PB: Only when we weren’t able to spin off they weren’t allowing me to do any. In 2004, I went to GE and said our growth is dropping down enormously. We will never be able to grow enormously, you will lose all the people—this business has value spin it off. And fortunately, they agreed and said alright, we will keep 40% and 60% goes to private equity. In January 2005, we became an independent company called Genpact. The first customer was Carlos Ghosn of Nissan who I remember very fondly because it was the fastest win that we had. I sat opposite to him in Oberoi Mumbai and he asked me what do you do? I said we do backend processes. He asked what the result is. I will deliver 40 per cent saving. He asked me whether I do this for GE. I said yes. And he gave me the contract. I think the robustness that we got from serving a client like GE who is internal but ultimately extraordinarily demanding, extraordinarily disciplined was invaluable. GE is the one who helped a lot of companies like TCS who also do project management and learn how to do those things.
"Having worked in the US and the UK for 25 years, I could compare the calibre of the people anywhere in the world. They were as good, except, they cost a fraction"
GN: Moving on to the current timeline, say 15 years ahead from 2005, how has the organisation grown in terms of width, depth and volume?
PB: I have pluses and minuses on that—one expanded wonderfully with a lot of great value-added services such as analytics, research, financial analysis; things that are happening which are cutting-edge, which are really showing the way higher-end services can be delivered out of India. Having said that, I don’t think that our industry has evolved the way it could have. We should be making products. What kind of products? Just like ADP has a payroll, we should have a financial accounting product, we should have products where people come in and use our box and are delivered an output and a service. We just haven’t evolved to that point which I feel sad about.
GN: Is it because of easier picking in services and there is too much of a hassle to make products?
PB: It is some essence of easier picking but I honestly believe that there is a lack of risk-taking. People are not taking risks, whereas, if you look at the margins of the companies that make terrific margins, they make these kinds of products. Now for us to bundle them and try and sell them would have been a magnificent idea and it is something that I tried when I was there. If I would have stayed for some more time I would have done it for sure. But I don’t think we invested time, money and energy into thinking about how do I build a mortgage product, how do I build an insurance product, why shouldn’t every bank in the world processes its mortgages through a product that we build or a platform that we build?
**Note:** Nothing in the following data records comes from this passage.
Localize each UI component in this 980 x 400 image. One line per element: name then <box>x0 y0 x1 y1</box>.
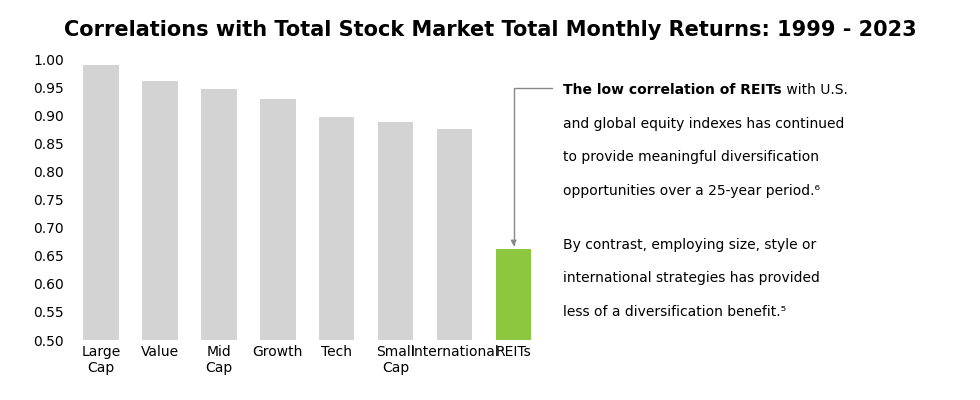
Text: with U.S.: with U.S. <box>782 83 848 97</box>
Text: Correlations with Total Stock Market Total Monthly Returns: 1999 - 2023: Correlations with Total Stock Market Tot… <box>64 20 916 40</box>
Bar <box>437 130 472 340</box>
Text: to provide meaningful diversification: to provide meaningful diversification <box>564 150 819 164</box>
Text: By contrast, employing size, style or: By contrast, employing size, style or <box>564 238 816 252</box>
Text: opportunities over a 25-year period.⁶: opportunities over a 25-year period.⁶ <box>564 184 820 198</box>
Bar <box>142 81 177 340</box>
Bar <box>496 249 531 340</box>
Bar <box>260 98 296 340</box>
Text: and global equity indexes has continued: and global equity indexes has continued <box>564 117 845 131</box>
Bar <box>83 65 119 340</box>
Bar <box>201 89 236 340</box>
Text: The low correlation of REITs: The low correlation of REITs <box>564 83 782 97</box>
Bar <box>378 122 414 340</box>
Text: less of a diversification benefit.⁵: less of a diversification benefit.⁵ <box>564 305 786 319</box>
Text: international strategies has provided: international strategies has provided <box>564 271 820 285</box>
Bar <box>319 117 355 340</box>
One thing that we tried hard at Genpact was to try to be better than our customers at what we would do, become the experts in that area and I wondered to what extent we have achieved that because we should be experts, we should be the best in class at whatever we are doing because that’s our business. And yet I wonder if we have moved far away from being owners to being designers.
GN: I keep hearing from a lot of CEOs today that we have moved beyond outsourcing to optimisation and we are able to add value back to the customer by just telling them how to do better. Is that really happening or it is an anecdote?
PB: It is happening and it is huge. We started with six sigma, one of the reasons to embed six sigma in our operations was because we want to offer our clients product. We want most of our contracts based on that. We would tell these are the people who will deliver six sigma and lean efficiencies to you every single day. But that is still using a defined process, it isn’t transforming it, it isn’t changing it completely and saying throw that out, plug into our platform and I will do it for you for a lot of money but at a tenth of the cost for myself and much lower cost for you. We also lost the advantage and I blame myself and the IT industry, the moment you start pricing per person, your productivity goes out of the window or you don’t get paid enough etc. Look at the margin Cisco and Microsoft make that is what you make on products. I think Cisco makes a 40 per cent operating margin. The moment you are pricing per person, you will manage per person.